Landscape architects play a crucial role in the fight against climate change, Environment Secretary Hilary Benn told a Landscape Institute conference yesterday (Nov 1).
The Secretary of State for Environment, Food and Rural Affairs told the conference, entitled “Climate Change: The Challenge for Landscape Architecture,” that urban and landscape planners showed the world how to live in ways that were not damaging to the planet.
The two-day conference saw a host of leading practitioners from the UK and overseas demonstrate how policy and practice are being effectively developed in landscape architect to combat climate change.
In the keynote address, Benn told the audience: “You bring together the skills, knowledge and passion that we need for the 21st century in the way that engineering shaped the 19th century. We need you in the fight against climate change. You can show people how it can be done.

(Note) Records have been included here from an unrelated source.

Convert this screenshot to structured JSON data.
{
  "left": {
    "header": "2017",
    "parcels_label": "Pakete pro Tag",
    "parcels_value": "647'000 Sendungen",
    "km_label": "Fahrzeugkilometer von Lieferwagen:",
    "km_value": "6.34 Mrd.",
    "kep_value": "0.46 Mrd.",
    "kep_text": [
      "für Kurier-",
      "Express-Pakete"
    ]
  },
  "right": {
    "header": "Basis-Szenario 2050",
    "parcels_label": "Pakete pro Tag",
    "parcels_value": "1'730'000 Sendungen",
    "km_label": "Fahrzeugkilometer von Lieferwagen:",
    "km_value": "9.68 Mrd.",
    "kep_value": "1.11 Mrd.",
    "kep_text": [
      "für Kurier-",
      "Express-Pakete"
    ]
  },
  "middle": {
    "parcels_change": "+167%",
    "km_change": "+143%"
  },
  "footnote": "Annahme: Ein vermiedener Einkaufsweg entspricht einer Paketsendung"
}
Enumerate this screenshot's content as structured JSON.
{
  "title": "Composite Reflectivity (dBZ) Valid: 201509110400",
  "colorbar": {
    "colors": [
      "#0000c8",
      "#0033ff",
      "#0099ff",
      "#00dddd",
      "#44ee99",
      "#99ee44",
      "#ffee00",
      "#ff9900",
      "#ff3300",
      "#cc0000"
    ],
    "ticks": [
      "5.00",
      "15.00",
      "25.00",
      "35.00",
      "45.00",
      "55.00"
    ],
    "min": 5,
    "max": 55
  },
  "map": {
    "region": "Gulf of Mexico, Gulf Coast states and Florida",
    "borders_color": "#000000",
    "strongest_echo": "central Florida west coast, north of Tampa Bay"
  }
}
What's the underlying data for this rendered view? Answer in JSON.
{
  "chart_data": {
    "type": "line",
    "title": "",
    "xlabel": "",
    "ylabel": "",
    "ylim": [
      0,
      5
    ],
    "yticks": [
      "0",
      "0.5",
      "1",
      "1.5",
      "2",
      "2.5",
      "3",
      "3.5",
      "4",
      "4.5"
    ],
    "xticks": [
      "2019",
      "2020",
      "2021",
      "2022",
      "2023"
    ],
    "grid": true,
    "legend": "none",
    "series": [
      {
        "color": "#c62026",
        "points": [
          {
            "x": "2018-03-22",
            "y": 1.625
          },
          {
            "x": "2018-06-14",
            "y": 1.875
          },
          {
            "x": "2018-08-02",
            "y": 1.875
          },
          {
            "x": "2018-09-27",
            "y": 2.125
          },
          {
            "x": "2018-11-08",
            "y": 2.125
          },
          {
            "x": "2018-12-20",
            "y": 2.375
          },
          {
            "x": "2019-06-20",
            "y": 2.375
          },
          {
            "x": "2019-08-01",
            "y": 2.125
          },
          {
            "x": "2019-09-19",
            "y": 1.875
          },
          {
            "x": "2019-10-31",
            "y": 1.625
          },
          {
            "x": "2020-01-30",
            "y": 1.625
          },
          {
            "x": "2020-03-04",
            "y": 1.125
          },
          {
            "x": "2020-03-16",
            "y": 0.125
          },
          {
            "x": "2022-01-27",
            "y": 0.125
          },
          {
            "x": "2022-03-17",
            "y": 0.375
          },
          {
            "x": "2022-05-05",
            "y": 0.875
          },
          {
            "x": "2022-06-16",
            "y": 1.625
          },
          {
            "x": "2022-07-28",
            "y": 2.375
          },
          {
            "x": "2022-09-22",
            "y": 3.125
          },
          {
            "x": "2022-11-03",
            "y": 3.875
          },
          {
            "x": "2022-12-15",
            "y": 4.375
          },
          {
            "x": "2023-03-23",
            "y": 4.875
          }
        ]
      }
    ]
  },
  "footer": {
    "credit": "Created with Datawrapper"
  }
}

“Your Institute has established a record to be proud of - whether greening gardens or greening the 2012 Olympics, from being leaders in the design of cleaner, greener neighbourhoods to pioneers of green energy and green infrastructure projects.
“My predecessor in this job used to say that we are consuming resources as if we had three planets. We don’t. We only have the one. This is our greatest challenge – to live with the earth’s capacity.”
Benn said that the Landscape Institute had “established a record to be proud of” and that it was those least able to cope with climate change that suffered the most.
He also spoke of the need to devote more time and energy to green infrastructure and of the importance of international collaboration.
“If Britain packs up tomorrow, if we all decamp to Mars and we take our climate, two per cent (of greenhouse gas emissions) disappears. Even if all of the rich countries of the world upped sticks and went to live on Venus and took our emissions with us, because of the concentration of CO2 in the atmosphere, because emissions are rising from the developing world as they develop, economically, the remaining countries would be left with a problem.
“If you think dealing with climate change is going to be expensive, yes it is going to cost us a bit, but it’s nothing compared to the cost of not dealing with climate change.”
Other speakers at the conference, held at Regent’s College London, included Tim Lang, Professor of Food Policy at City University, John Handley, Professor of Land Restoration and Management at Manchester University, eco-entrepeneur Andy Middleton and television producer David Barrie.